Il me tient aussi à coeur d'avoir un bon mot pour les collègues avec qui j'ai travaillé, dans les hebdos régionaux, dans les magazines spécialisés, au Droit, au défunt Montréal-Matin, à La Presse, au réseau TVA, à CKAC, à Télé-Québec, au Conseil national de la statistique et ailleurs. Je ne peux pas tous les mentionner, il y en des centaines. Mais une quarantaine de noms ressortent, ceux qui, par leurs conseils, leurs encouragements, leur compréhension, par la confiance qu'ils m'ont accordée, ont eu un impact certain sur ma vie professionnelle. Quelques-uns sont décédés; que cela ne m'empêche pas de rendre hommage à leur mémoire.

Un grand coup de chapeau donc à Louis-Paul Allard, Pierre Allard, Pierre Arcand, Jacques Benoit, Louis Berlinguet, Lisa Binsse, Suzanne Blanchette, Michèle Boisvert, Réjean Bourdeau, Odette Bourdon, Philippe Cantin, Jean-Louis Chevalier, Guy Crevier, Jean de Guise, Jean-Louis de Léséluc, Jacques Déry, Marcel Desjardins, Alain Dubuc, Philippe Dubuisson, Jean-V. Dufresne, Ivan P. Fellegi, Pierre-Paul Gagné, Pierre Gobeil, Jean-Guy Gougeon, Lucie Goupil, Jacques Hébert, Roger-D. Landry, Stéphane Lavallée, Rudy Le Cours, Lise LeBel, Marjolaine Lord, Claude Masson, Jacques Mathieu, Jacques Moisan, Guy Mongrain, Lisa Petrucci, Françoise Pitt, Jacques Proulx, Carmelle Rousseau, Mike Sheridan, Jean Sisto, Tom Symmons, Marcel Tessier, Marc Tison, Michel-G. Tremblay, Miville Tremblay, Éric Trottier. Mille excuses à tous les autres que j'aurais aimé inclure dans cette liste.

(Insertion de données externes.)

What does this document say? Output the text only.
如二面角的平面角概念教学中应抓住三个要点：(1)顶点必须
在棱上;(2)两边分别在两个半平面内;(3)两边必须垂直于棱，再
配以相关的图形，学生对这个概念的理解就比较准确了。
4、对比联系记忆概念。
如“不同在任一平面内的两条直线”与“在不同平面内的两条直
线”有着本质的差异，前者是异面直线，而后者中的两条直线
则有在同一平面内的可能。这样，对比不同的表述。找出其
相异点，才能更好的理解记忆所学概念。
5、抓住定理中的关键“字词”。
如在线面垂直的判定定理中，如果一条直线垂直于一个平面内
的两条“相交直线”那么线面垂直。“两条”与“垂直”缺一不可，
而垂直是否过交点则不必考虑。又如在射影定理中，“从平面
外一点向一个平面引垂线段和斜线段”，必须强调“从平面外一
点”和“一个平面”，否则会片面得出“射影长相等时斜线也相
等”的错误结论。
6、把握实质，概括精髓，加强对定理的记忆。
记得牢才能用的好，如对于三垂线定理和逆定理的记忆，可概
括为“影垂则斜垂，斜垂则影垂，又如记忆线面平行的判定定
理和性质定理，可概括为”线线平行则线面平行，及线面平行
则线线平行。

Il est enfin une personne sans qui je n'aurais jamais pu faire une aussi riche carrière. Gisèle Léger, ma conjointe, mon amoureuse, mon amie, ma complice depuis 42 ans. Gisèle, fidèle lectrice (et commentatrice inspirée) de ma chronique, qui m'a toujours prodigué généreusement ses encouragements. Qui, malgré une vie professionnelle exigeante, a toujours trouvé le temps de s'occuper des tâches domestiques pendant que je m'occupais de ma carrière. Qui a pris sa retraite depuis bientôt neuf ans, et n'a jamais demandé une seule fois que je cesse de pratiquer ce métier que j'ai tant adoré pendant toutes ces années. Gisèle, une nouvelle page de vie s'ouvre pour nous deux.

Longue vie à l'information économique et financière! 

Longue vie à La Presse, à ses artisans et à ses lecteurs!